A US$300 million investment from the Canada Pension Plan (CPP) Investment Board will allow British company Octopus to expand its Kraken platform and boosts its valuation to $5 (£3.77) billion.
The investment will also help Octopus push its Fan Club model, an innovative energy tariff that supplies households with electricity from local renewable infrastructure, with discounts when generation is high. Octopus hopes to eventually raise £4 billion to expand the model worldwide and supply 2.5 million households. Financing from CPP Investments will fund the installation of 30 more wind turbines, in addition to the two already operational and six previously announced.
The investment from CPP—the second major investment Octopus has won in the last few months—shows the startup is financially robust despite the chaos in Britain’s retail energy market, which has toppled 26 rivals.
Deborah Orida, the global head of real assets at CPP Investments, said the deal with Octopus is “a perfect example of how investors can work with leading tech-enabled energy companies to digitally disrupt the global energy system and support the evolution to a low carbon world.”
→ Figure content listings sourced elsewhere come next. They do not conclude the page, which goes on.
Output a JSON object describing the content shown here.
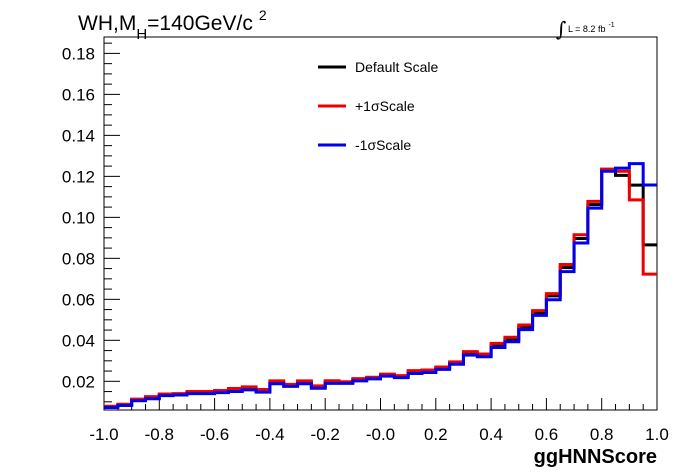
{
  "chart_data": {
    "type": "line",
    "step": true,
    "title_main": "WH,M",
    "title_sub": "H",
    "title_rest": "=140GeV/c",
    "title_sup": "2",
    "lumi_label": "L = 8.2 fb",
    "lumi_sup": "-1",
    "xlabel": "ggHNNScore",
    "ylabel": "",
    "xlim": [
      -1.0,
      1.0
    ],
    "ylim": [
      0.006,
      0.188
    ],
    "x_ticks": [
      "-1.0",
      "-0.8",
      "-0.6",
      "-0.4",
      "-0.2",
      "-0.0",
      "0.2",
      "0.4",
      "0.6",
      "0.8",
      "1.0"
    ],
    "y_ticks": [
      "0.02",
      "0.04",
      "0.06",
      "0.08",
      "0.10",
      "0.12",
      "0.14",
      "0.16",
      "0.18"
    ],
    "bin_edges": [
      -1.0,
      -0.95,
      -0.9,
      -0.85,
      -0.8,
      -0.75,
      -0.7,
      -0.65,
      -0.6,
      -0.55,
      -0.5,
      -0.45,
      -0.4,
      -0.35,
      -0.3,
      -0.25,
      -0.2,
      -0.15,
      -0.1,
      -0.05,
      0.0,
      0.05,
      0.1,
      0.15,
      0.2,
      0.25,
      0.3,
      0.35,
      0.4,
      0.45,
      0.5,
      0.55,
      0.6,
      0.65,
      0.7,
      0.75,
      0.8,
      0.85,
      0.9,
      0.95,
      1.0
    ],
    "series": [
      {
        "name": "Default Scale",
        "color": "#000000",
        "values": [
          0.0075,
          0.0085,
          0.011,
          0.012,
          0.0135,
          0.0138,
          0.0145,
          0.0145,
          0.015,
          0.0158,
          0.0165,
          0.0153,
          0.0195,
          0.018,
          0.0195,
          0.0172,
          0.0197,
          0.0195,
          0.0208,
          0.0217,
          0.023,
          0.0222,
          0.0245,
          0.025,
          0.0265,
          0.029,
          0.0338,
          0.0327,
          0.0375,
          0.0405,
          0.0465,
          0.0535,
          0.0617,
          0.0755,
          0.0897,
          0.1062,
          0.1235,
          0.1205,
          0.1157,
          0.0866
        ]
      },
      {
        "name": "+1σScale",
        "color": "#ee0000",
        "values": [
          0.0078,
          0.0088,
          0.0113,
          0.0125,
          0.0138,
          0.014,
          0.015,
          0.015,
          0.0155,
          0.0165,
          0.0173,
          0.016,
          0.0202,
          0.0185,
          0.0202,
          0.0178,
          0.0203,
          0.0198,
          0.0213,
          0.022,
          0.0235,
          0.0228,
          0.0252,
          0.0255,
          0.027,
          0.0295,
          0.0345,
          0.0333,
          0.0385,
          0.0415,
          0.0475,
          0.0545,
          0.0628,
          0.077,
          0.0915,
          0.1078,
          0.1235,
          0.1225,
          0.1085,
          0.0723
        ]
      },
      {
        "name": "-1σScale",
        "color": "#0000ee",
        "values": [
          0.0072,
          0.0082,
          0.0105,
          0.0115,
          0.013,
          0.0133,
          0.014,
          0.014,
          0.0145,
          0.015,
          0.0158,
          0.0147,
          0.0188,
          0.0175,
          0.0188,
          0.0166,
          0.019,
          0.019,
          0.0202,
          0.0212,
          0.0225,
          0.0218,
          0.0238,
          0.0243,
          0.0258,
          0.0283,
          0.0328,
          0.032,
          0.0365,
          0.0393,
          0.0452,
          0.0522,
          0.0598,
          0.0735,
          0.0875,
          0.1045,
          0.1225,
          0.124,
          0.1262,
          0.1158
        ]
      }
    ],
    "legend_position": "top-center",
    "grid": false
  }
}
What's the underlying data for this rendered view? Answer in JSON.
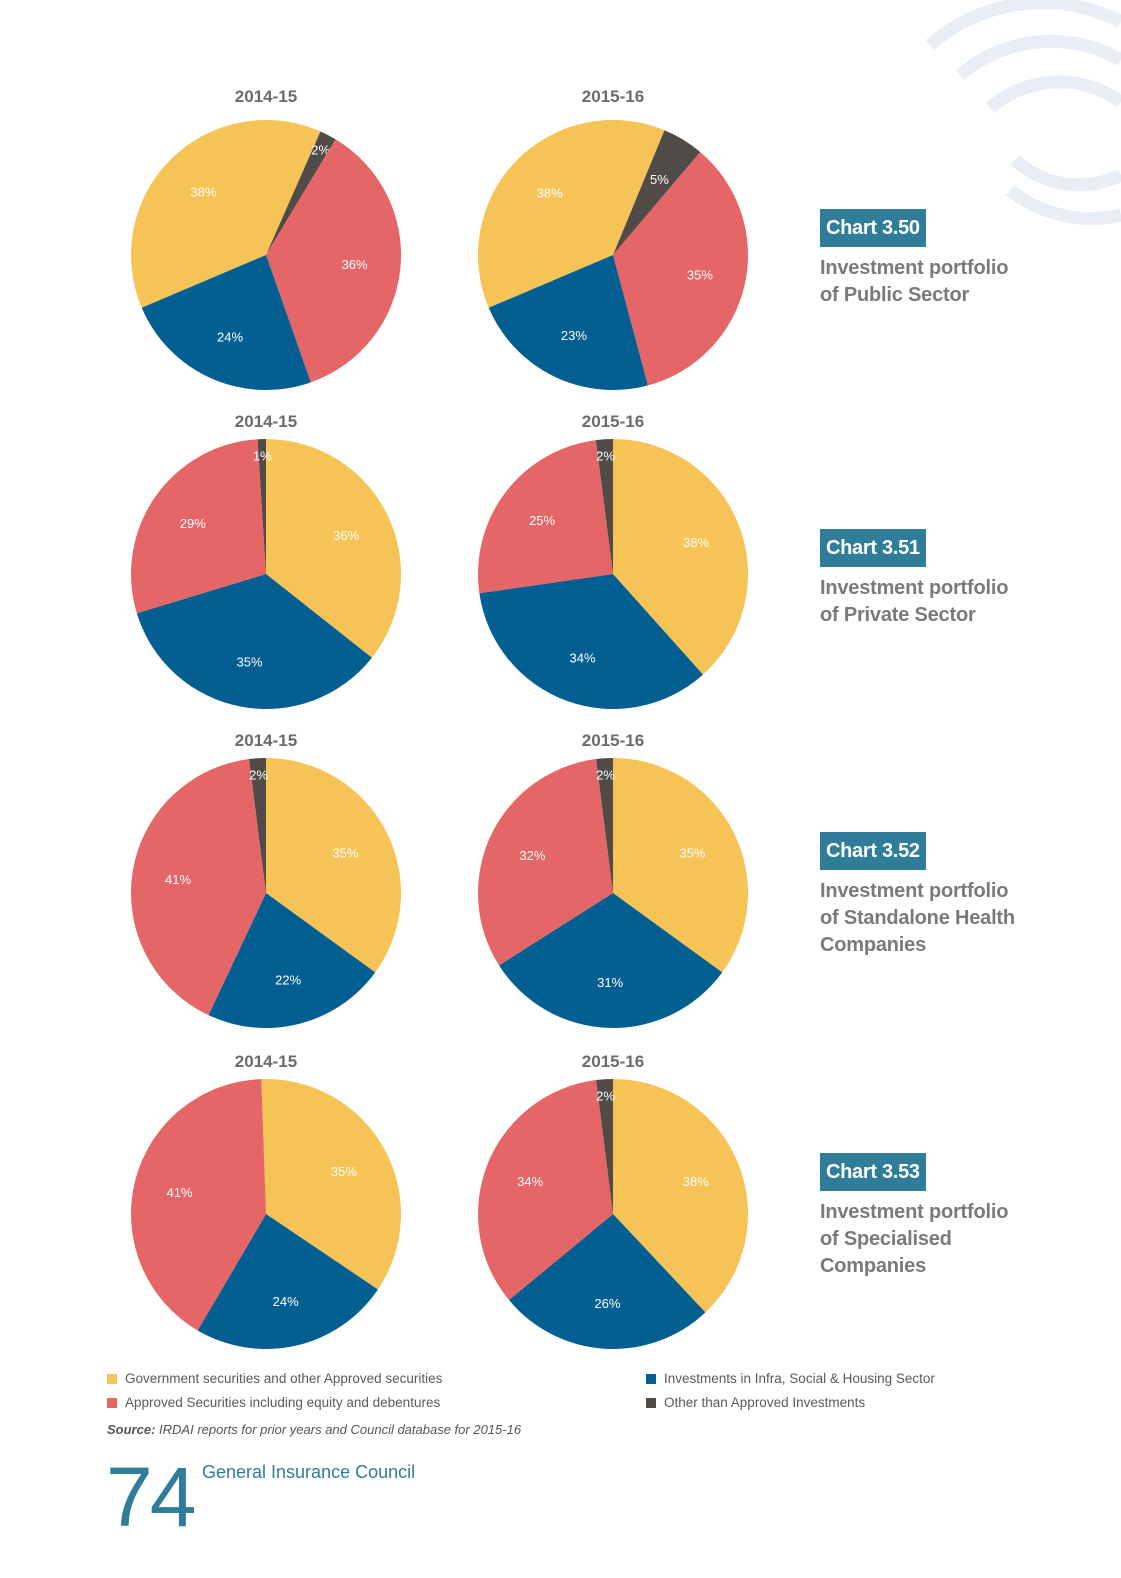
{
  "colors": {
    "gov": "#f6c357",
    "infra": "#035f91",
    "approved": "#e56666",
    "other": "#514b48",
    "accent": "#2f7d98"
  },
  "legend": [
    {
      "label": "Government securities and other Approved securities",
      "color": "#f6c357"
    },
    {
      "label": "Approved Securities including equity and debentures",
      "color": "#e56666"
    },
    {
      "label": "Investments in Infra, Social & Housing Sector",
      "color": "#035f91"
    },
    {
      "label": "Other than Approved Investments",
      "color": "#514b48"
    }
  ],
  "source_label": "Source:",
  "source_text": "IRDAI reports for prior years and Council database for 2015-16",
  "footer": {
    "page_number": "74",
    "title": "General Insurance Council"
  },
  "chart_data": [
    {
      "type": "pie",
      "chart_label": "Chart 3.50",
      "subtitle": "Investment portfolio\nof Public Sector",
      "pies": [
        {
          "title": "2014-15",
          "slices": [
            {
              "category": "Government securities and other Approved securities",
              "value": 38
            },
            {
              "category": "Other than Approved Investments",
              "value": 2
            },
            {
              "category": "Approved Securities including equity and debentures",
              "value": 36
            },
            {
              "category": "Investments in Infra, Social & Housing Sector",
              "value": 24
            }
          ]
        },
        {
          "title": "2015-16",
          "slices": [
            {
              "category": "Government securities and other Approved securities",
              "value": 38
            },
            {
              "category": "Other than Approved Investments",
              "value": 5
            },
            {
              "category": "Approved Securities including equity and debentures",
              "value": 35
            },
            {
              "category": "Investments in Infra, Social & Housing Sector",
              "value": 23
            }
          ]
        }
      ]
    },
    {
      "type": "pie",
      "chart_label": "Chart 3.51",
      "subtitle": "Investment portfolio\nof Private Sector",
      "pies": [
        {
          "title": "2014-15",
          "slices": [
            {
              "category": "Government securities and other Approved securities",
              "value": 36
            },
            {
              "category": "Investments in Infra, Social & Housing Sector",
              "value": 35
            },
            {
              "category": "Approved Securities including equity and debentures",
              "value": 29
            },
            {
              "category": "Other than Approved Investments",
              "value": 1
            }
          ]
        },
        {
          "title": "2015-16",
          "slices": [
            {
              "category": "Government securities and other Approved securities",
              "value": 38
            },
            {
              "category": "Investments in Infra, Social & Housing Sector",
              "value": 34
            },
            {
              "category": "Approved Securities including equity and debentures",
              "value": 25
            },
            {
              "category": "Other than Approved Investments",
              "value": 2
            }
          ]
        }
      ]
    },
    {
      "type": "pie",
      "chart_label": "Chart 3.52",
      "subtitle": "Investment portfolio\nof Standalone Health\nCompanies",
      "pies": [
        {
          "title": "2014-15",
          "slices": [
            {
              "category": "Government securities and other Approved securities",
              "value": 35
            },
            {
              "category": "Investments in Infra, Social & Housing Sector",
              "value": 22
            },
            {
              "category": "Approved Securities including equity and debentures",
              "value": 41
            },
            {
              "category": "Other than Approved Investments",
              "value": 2
            }
          ]
        },
        {
          "title": "2015-16",
          "slices": [
            {
              "category": "Government securities and other Approved securities",
              "value": 35
            },
            {
              "category": "Investments in Infra, Social & Housing Sector",
              "value": 31
            },
            {
              "category": "Approved Securities including equity and debentures",
              "value": 32
            },
            {
              "category": "Other than Approved Investments",
              "value": 2
            }
          ]
        }
      ]
    },
    {
      "type": "pie",
      "chart_label": "Chart 3.53",
      "subtitle": "Investment portfolio\nof Specialised\nCompanies",
      "pies": [
        {
          "title": "2014-15",
          "slices": [
            {
              "category": "Government securities and other Approved securities",
              "value": 35
            },
            {
              "category": "Investments in Infra, Social & Housing Sector",
              "value": 24
            },
            {
              "category": "Approved Securities including equity and debentures",
              "value": 41
            }
          ]
        },
        {
          "title": "2015-16",
          "slices": [
            {
              "category": "Government securities and other Approved securities",
              "value": 38
            },
            {
              "category": "Investments in Infra, Social & Housing Sector",
              "value": 26
            },
            {
              "category": "Approved Securities including equity and debentures",
              "value": 34
            },
            {
              "category": "Other than Approved Investments",
              "value": 2
            }
          ]
        }
      ]
    }
  ]
}
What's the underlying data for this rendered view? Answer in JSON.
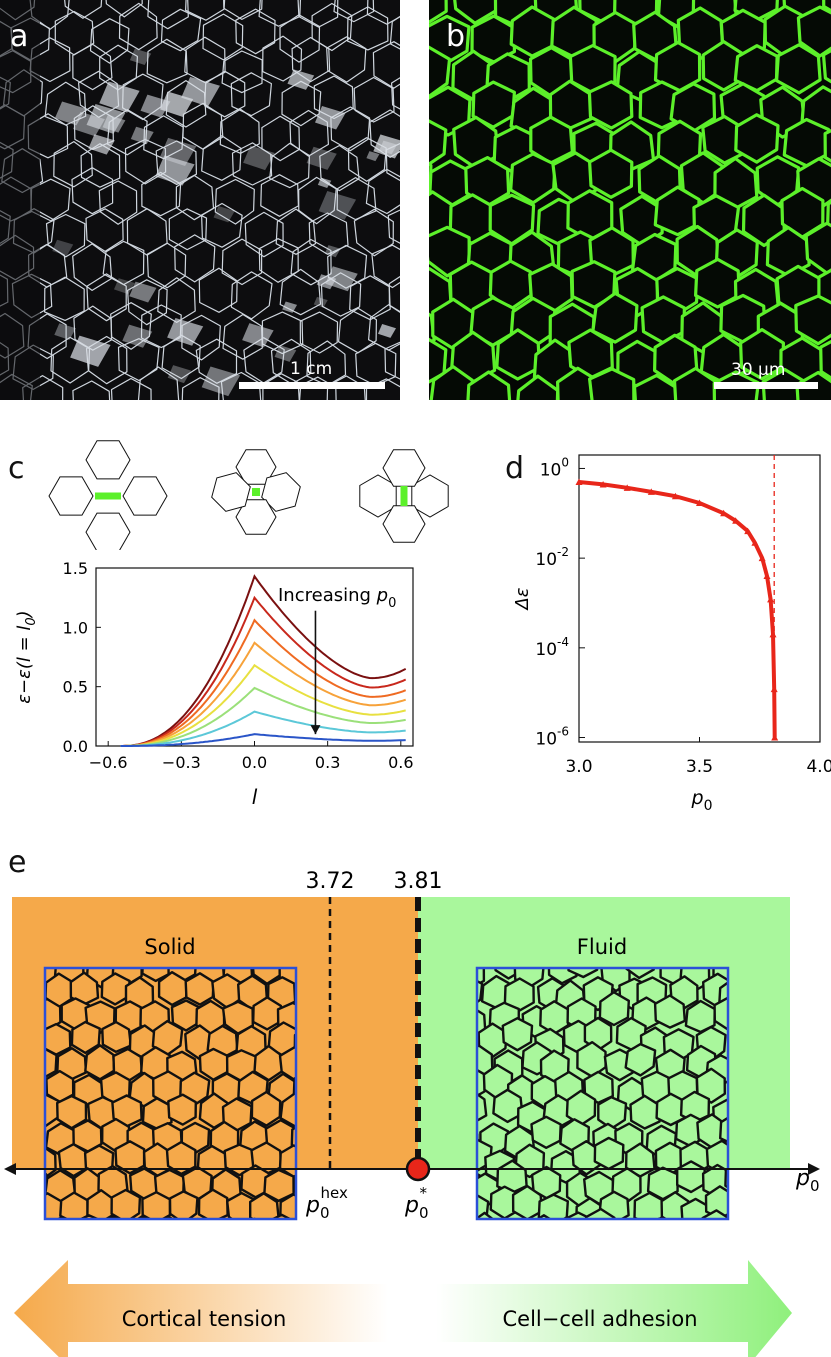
{
  "panels": {
    "a": {
      "letter": "a",
      "scale_bar": "1 cm"
    },
    "b": {
      "letter": "b",
      "scale_bar": "30 μm"
    },
    "c": {
      "letter": "c"
    },
    "d": {
      "letter": "d"
    },
    "e": {
      "letter": "e"
    }
  },
  "colors": {
    "solid_bg": "#f5a94a",
    "fluid_bg": "#a9f79c",
    "cell_border_b": "#5cf02a",
    "box_border": "#2b50d8",
    "red": "#e8261a"
  },
  "chart_data": [
    {
      "type": "line",
      "panel": "c",
      "xlabel": "l",
      "ylabel": "ε−ε(l = l0)",
      "xticks": [
        "−0.6",
        "−0.3",
        "0.0",
        "0.3",
        "0.6"
      ],
      "yticks": [
        "0.0",
        "0.5",
        "1.0",
        "1.5"
      ],
      "xlim": [
        -0.65,
        0.65
      ],
      "ylim": [
        0,
        1.5
      ],
      "annotation": "Increasing p0",
      "series": [
        {
          "color": "#7a1010",
          "peak": 1.43,
          "end": 0.65
        },
        {
          "color": "#c8281c",
          "peak": 1.25,
          "end": 0.56
        },
        {
          "color": "#ef6a22",
          "peak": 1.06,
          "end": 0.47
        },
        {
          "color": "#f7a23a",
          "peak": 0.87,
          "end": 0.39
        },
        {
          "color": "#e8e040",
          "peak": 0.68,
          "end": 0.3
        },
        {
          "color": "#9be07a",
          "peak": 0.49,
          "end": 0.22
        },
        {
          "color": "#5cc8d8",
          "peak": 0.29,
          "end": 0.13
        },
        {
          "color": "#2a55c8",
          "peak": 0.1,
          "end": 0.05
        }
      ]
    },
    {
      "type": "scatter",
      "panel": "d",
      "xlabel": "p0",
      "ylabel": "Δε",
      "xticks": [
        "3.0",
        "3.5",
        "4.0"
      ],
      "yticks": [
        "10^0",
        "10^-2",
        "10^-4",
        "10^-6"
      ],
      "xlim": [
        3.0,
        4.0
      ],
      "ylim_log10": [
        -6.1,
        0.3
      ],
      "dashed_line_x": 3.81,
      "x": [
        3.0,
        3.1,
        3.2,
        3.3,
        3.4,
        3.5,
        3.6,
        3.65,
        3.7,
        3.73,
        3.76,
        3.78,
        3.795,
        3.805,
        3.81,
        3.812
      ],
      "y": [
        0.5,
        0.44,
        0.37,
        0.3,
        0.24,
        0.17,
        0.1,
        0.068,
        0.04,
        0.022,
        0.01,
        0.004,
        0.0012,
        0.0002,
        1.2e-05,
        1e-06
      ]
    }
  ],
  "phase": {
    "solid_label": "Solid",
    "fluid_label": "Fluid",
    "v_372": "3.72",
    "v_381": "3.81",
    "p_hex_base": "p",
    "p_hex_sub": "0",
    "p_hex_sup": "hex",
    "p_star_base": "p",
    "p_star_sub": "0",
    "p_star_sup": "*",
    "axis_label_base": "p",
    "axis_label_sub": "0",
    "arrow_left": "Cortical tension",
    "arrow_right": "Cell−cell adhesion"
  },
  "c_annotation": {
    "text": "Increasing ",
    "base": "p",
    "sub": "0"
  },
  "c_ylabel": {
    "t1": "ε−ε(",
    "l": "l",
    "t2": " = ",
    "l0": "l",
    "sub": "0",
    "t3": ")"
  },
  "c_xlabel": "l",
  "d_ylabel": "Δε",
  "d_xlabel": {
    "base": "p",
    "sub": "0"
  }
}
Greg Jackson, Octopus founder and chief executive, praised CPP Investments as a “global force in energy investment.”
“Innovating new ways to accelerate investment into the renewable energy revolution is vital to delivering governments’ net zero goals,” goals this partnership supports, he said.
Octopus’ innovation is its proprietary Kraken technology platform, which harnesses machine learning to digitally manage energy supply and electricity generation, enabling the low-cost, flexible and efficient use of renewable energy. It enables Octopus to offer innovative time-of-use energy tariffs, which get cheaper when it’s windy and sometimes even pay consumers to use energy to help balance the grid.
Octopus serves its three million British customers through the platform, which has also been licenced to rivals EDF, E.ON UK and Good Energy and retail suppliers across the world, including in Australia, New Zealand, Japan, Spain, Italy and the US. Collectively, it supports 25 million energy accounts and manages 3GW of renewable assets. Octopus hopes Kraken reaches 100 million customers worldwide by 2027.
To supply these customers, Octopus has a portfolio of 300 renewable energy projects across six countries, generating enough green electricity to power 1.2 million homes.
Founded just six years ago, Octopus has quickly catapulted to a major British energy supplier and renewable generator and one of the country’s most high-profile and successful startups. Its now valued at US$5 billion, just 18 months after it first became a unicorn (a $1/£1 billion startup).
In September, Octopus announced that Al Gore’s Generation Investment Management will pour $600 million (£438 million) into the company to fund the global growth of its green energy solutions. In November, it announced its entry into the Italian energy market, with the acquisition of retailer SATO Luce e Gas.